Es gibt viele Leute da draußen, die gute Arbeit leisten: in der Politik – selten, aber es gibt sie –, in den Medien, Aktivist:innen. Wenn diese Menschen es schaffen, zusammenzufinden, besteht Hoffnung. Dann können wir diesen Trend vielleicht stoppen, der sich schon so lange durchzieht. Aber ganz ehrlich: einen konkreten Punkt, der mich jeden Abend ruhig einschlafen lässt, den gibt es nicht. Den müssen wir erst schaffen.

Du schreibst: "Es sollte nicht unsere Aufgabe sein, für die Deutschen Rassismus zu reflektieren." Trotzdem tust du genau das in "Fascholand".

Ich meinte damit vor allem den Rassismus im Alltag. Wenn wieder jemand einen rassistischen Ausrutscher hat – das kostet Kraft. Ich kann nicht in jedem Meeting oder auf jeder Party politische Bildungsarbeit leisten. Für meine Ermittlungen war es notwendig, Rassismus zu reflektieren, aber im Alltag ist das nicht meine Aufgabe. Das kostet einfach zu viel Energie. "Mental Load" nennt man das heute.

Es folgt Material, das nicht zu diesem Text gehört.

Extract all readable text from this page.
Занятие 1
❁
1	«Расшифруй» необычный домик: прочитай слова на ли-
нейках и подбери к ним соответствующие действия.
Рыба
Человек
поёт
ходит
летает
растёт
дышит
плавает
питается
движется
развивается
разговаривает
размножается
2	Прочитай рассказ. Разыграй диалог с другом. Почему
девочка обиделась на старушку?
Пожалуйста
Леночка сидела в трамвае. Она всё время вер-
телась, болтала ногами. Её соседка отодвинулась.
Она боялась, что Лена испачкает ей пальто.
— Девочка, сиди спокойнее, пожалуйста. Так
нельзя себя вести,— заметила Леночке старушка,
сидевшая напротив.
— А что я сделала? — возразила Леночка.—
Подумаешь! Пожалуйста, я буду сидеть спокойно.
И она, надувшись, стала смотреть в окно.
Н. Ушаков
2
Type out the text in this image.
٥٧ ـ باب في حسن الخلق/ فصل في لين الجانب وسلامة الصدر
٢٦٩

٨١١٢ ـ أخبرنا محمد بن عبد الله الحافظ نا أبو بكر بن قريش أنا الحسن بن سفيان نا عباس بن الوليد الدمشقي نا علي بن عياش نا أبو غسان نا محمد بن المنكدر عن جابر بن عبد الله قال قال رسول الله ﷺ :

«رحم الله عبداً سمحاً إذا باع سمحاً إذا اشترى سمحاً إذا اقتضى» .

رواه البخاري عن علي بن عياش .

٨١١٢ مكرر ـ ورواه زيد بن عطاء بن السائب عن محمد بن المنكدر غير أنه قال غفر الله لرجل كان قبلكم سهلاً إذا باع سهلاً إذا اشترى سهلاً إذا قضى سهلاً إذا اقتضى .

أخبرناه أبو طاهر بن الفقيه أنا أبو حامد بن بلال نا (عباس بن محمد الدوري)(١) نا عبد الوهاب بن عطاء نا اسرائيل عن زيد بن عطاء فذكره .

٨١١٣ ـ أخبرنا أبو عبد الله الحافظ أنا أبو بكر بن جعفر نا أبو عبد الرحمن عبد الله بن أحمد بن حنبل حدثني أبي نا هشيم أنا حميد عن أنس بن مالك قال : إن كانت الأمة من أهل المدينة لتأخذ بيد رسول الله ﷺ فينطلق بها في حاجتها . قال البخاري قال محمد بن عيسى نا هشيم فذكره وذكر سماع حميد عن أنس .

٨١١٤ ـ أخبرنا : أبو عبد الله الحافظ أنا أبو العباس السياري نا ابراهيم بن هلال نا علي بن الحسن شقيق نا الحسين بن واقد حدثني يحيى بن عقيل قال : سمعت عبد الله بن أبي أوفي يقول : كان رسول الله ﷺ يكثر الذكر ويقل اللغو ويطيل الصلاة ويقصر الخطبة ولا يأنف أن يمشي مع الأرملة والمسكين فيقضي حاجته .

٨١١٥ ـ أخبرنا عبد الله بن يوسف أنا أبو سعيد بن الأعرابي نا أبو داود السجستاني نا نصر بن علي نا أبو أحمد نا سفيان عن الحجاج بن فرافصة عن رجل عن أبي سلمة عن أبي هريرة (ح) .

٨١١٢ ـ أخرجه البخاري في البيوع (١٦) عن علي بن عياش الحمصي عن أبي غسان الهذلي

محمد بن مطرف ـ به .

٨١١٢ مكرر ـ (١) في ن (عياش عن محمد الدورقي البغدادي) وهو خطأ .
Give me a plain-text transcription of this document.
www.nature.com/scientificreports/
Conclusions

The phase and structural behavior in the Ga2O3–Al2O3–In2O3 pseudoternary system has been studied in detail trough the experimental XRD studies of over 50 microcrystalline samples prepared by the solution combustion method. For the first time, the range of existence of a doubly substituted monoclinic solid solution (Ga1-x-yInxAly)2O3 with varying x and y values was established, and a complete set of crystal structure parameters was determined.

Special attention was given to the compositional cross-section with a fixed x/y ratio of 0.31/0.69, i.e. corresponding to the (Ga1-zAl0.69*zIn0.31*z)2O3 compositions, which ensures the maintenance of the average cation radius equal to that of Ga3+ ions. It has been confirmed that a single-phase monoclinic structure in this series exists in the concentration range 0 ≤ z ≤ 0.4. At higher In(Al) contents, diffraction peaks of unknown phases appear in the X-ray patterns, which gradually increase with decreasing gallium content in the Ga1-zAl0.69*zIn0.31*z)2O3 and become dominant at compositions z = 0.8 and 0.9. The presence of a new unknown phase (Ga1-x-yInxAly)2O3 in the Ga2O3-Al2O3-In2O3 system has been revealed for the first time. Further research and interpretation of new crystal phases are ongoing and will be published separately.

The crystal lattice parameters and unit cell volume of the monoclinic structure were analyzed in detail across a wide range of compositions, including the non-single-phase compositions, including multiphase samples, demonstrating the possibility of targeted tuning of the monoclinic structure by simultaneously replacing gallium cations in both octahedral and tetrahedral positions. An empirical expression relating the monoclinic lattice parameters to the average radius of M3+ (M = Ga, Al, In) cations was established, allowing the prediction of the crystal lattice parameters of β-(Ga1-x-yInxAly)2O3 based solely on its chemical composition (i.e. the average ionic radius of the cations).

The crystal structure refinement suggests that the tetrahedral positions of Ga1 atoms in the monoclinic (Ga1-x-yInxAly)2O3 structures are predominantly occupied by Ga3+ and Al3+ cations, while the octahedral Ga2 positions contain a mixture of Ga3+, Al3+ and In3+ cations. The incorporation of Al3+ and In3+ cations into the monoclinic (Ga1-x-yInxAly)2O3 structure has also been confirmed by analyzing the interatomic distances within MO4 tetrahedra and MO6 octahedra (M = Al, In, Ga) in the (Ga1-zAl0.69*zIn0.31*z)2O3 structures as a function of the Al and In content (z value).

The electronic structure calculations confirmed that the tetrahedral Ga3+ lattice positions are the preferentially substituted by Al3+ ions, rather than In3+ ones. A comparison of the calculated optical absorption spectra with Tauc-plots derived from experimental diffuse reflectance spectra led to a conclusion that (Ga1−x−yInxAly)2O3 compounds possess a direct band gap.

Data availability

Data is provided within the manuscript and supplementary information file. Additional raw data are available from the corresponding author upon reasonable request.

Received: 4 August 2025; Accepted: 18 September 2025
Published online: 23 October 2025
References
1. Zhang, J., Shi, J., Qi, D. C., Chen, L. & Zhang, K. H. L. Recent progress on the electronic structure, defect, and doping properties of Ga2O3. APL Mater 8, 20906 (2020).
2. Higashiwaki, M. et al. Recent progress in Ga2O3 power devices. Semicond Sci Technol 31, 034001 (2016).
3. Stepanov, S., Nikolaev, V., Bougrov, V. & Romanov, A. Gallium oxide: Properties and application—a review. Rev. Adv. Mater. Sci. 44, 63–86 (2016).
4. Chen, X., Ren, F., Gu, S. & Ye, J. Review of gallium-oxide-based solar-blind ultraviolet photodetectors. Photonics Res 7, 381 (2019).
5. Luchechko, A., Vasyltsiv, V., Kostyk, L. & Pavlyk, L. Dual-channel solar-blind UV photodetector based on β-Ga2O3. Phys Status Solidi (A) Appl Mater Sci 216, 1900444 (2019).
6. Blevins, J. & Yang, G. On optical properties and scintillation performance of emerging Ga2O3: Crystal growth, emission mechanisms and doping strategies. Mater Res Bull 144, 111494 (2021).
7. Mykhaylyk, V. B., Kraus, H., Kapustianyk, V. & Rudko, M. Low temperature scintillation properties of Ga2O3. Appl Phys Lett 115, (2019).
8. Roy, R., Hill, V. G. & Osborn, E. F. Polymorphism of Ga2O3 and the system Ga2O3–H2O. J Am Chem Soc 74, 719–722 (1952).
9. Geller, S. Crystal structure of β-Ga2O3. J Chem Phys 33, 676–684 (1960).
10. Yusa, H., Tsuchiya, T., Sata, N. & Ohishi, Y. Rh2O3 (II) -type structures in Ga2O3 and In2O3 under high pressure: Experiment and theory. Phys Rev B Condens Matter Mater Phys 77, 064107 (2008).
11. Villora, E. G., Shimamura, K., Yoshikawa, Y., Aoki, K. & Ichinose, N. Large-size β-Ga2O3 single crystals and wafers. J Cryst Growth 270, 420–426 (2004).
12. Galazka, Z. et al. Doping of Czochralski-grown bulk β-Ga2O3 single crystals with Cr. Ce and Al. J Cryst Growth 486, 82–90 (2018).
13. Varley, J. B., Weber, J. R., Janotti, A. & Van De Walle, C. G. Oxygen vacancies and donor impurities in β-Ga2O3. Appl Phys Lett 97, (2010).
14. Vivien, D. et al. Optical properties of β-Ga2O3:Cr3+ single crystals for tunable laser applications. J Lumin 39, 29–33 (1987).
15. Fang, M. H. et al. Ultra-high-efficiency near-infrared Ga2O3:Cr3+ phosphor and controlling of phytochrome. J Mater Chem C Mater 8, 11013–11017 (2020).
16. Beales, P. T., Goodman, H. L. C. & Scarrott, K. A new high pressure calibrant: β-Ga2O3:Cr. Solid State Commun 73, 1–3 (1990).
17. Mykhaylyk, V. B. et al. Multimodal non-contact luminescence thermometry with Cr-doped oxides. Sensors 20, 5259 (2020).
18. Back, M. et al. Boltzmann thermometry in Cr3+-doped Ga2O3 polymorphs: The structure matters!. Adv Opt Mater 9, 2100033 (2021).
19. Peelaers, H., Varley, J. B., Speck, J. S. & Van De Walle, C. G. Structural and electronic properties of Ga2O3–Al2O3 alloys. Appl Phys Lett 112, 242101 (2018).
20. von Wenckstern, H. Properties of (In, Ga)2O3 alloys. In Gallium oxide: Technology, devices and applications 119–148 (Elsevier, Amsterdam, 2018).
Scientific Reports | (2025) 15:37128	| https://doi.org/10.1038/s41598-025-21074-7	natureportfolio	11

Du bist in deinem Buch auf der Suche für den Grund der aktuellen Lage in diesem Land. Hast du Schuldige gefunden?

Ich suche keine Schuldigen. Schuld ist eine Richterfrage. Ich bin kein Richter. Ich bin Ermittler, ich kann Verdächtige nennen. Und davon gibt es viele, in der Politik, in den Medien. Ich kann nicht sagen: Die AfD ist allein schuld. Sie bekommt regelmäßig eine Bühne im öffentlich-rechtlichen Fernsehen und die Union übernimmt rechte Narrative. Wenn Merz von "Paschas" redet oder von "Massenvergewaltigung", dann spricht er mit der Stimme der AfD. All das hängt strukturell miteinander zusammen, all das ist "Fascholand". Ich brauchte einen Begriff dafür. Wenn ich nur auf Einzelne schaue, bleibe ich bei Schlagzeilen hängen. Aber wir brauchen strukturelle Lösungen – auf allen Ebenen. "Fascholand" versucht, zwischen diesen Ebenen Brücken zu bauen.